Schools get life-saving gift from local hospital

A push is on to make sure that every school in the state has potentially life-saving technology on hand in the form of Automated External Defibrillators, or A.E.D's. Most schools need help though.

Health officials say that for every minute a person is in cardiac arrest, without successful treatment by defibrillation, the chance of survival decreases by seven percent in the first three minutes and ten percent per minute after that.

And a person can go into cardiac arrest at any age, so efforts are being made to get them into all schools in Oregon.

This week, Bay Area Hospital, in conjunction with the Bay Area Hospital Community Foundation, saw to it that in Coos County that would no longer be a problem.

"First and foremost we're the hospital for the community, the hospital for the region," says Hospital CEO Paul Janke. "But, we also, every year, try to make funds available, I think this last year it was about $180,000, so that organizations that are small, struggling, not for profit organizations, can have funds available."

He says the recent awarding of AED's came about after they got a grant request from Coos Bay School District Nurse Karen Brown.

They took her request a step further and made sure that every school in Coos County that did not currently have an AED got outfitted with one.

Janke says it just seemed like a great idea. "I mean, the technology is really a modestly expensive technology."
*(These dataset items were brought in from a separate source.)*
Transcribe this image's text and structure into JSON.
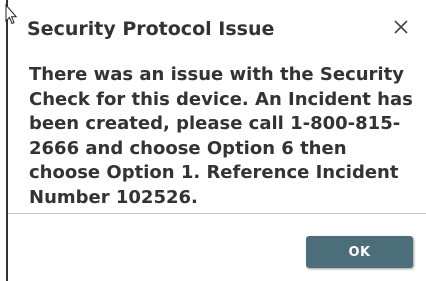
{
  "dialog": {
    "title": "Security Protocol Issue",
    "close_icon": "close-icon",
    "message": "There was an issue with the Security Check for this device. An Incident has been created, please call 1-800-815-2666 and choose Option 6 then choose Option 1. Reference Incident Number 102526.",
    "ok_label": "OK"
  },
  "colors": {
    "text": "#333333",
    "button_bg": "#4c6e7a",
    "button_text": "#ffffff",
    "divider": "#c8c8c8"
  },
  "cursor_icon": "mouse-pointer-icon"
}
Brown says the awarding of the AED's was a great boost and added that they did their homework about what AED's to get.

"I think the EMS(paramedics) is going to really appreciate it. Everything we did was to model our EMS so that when they come they don't have to change equipment out, they can just use them and it's all compatible."

Bay Area Hospital distributed a total of 22 units at a cost of about $30,000, according to Janke.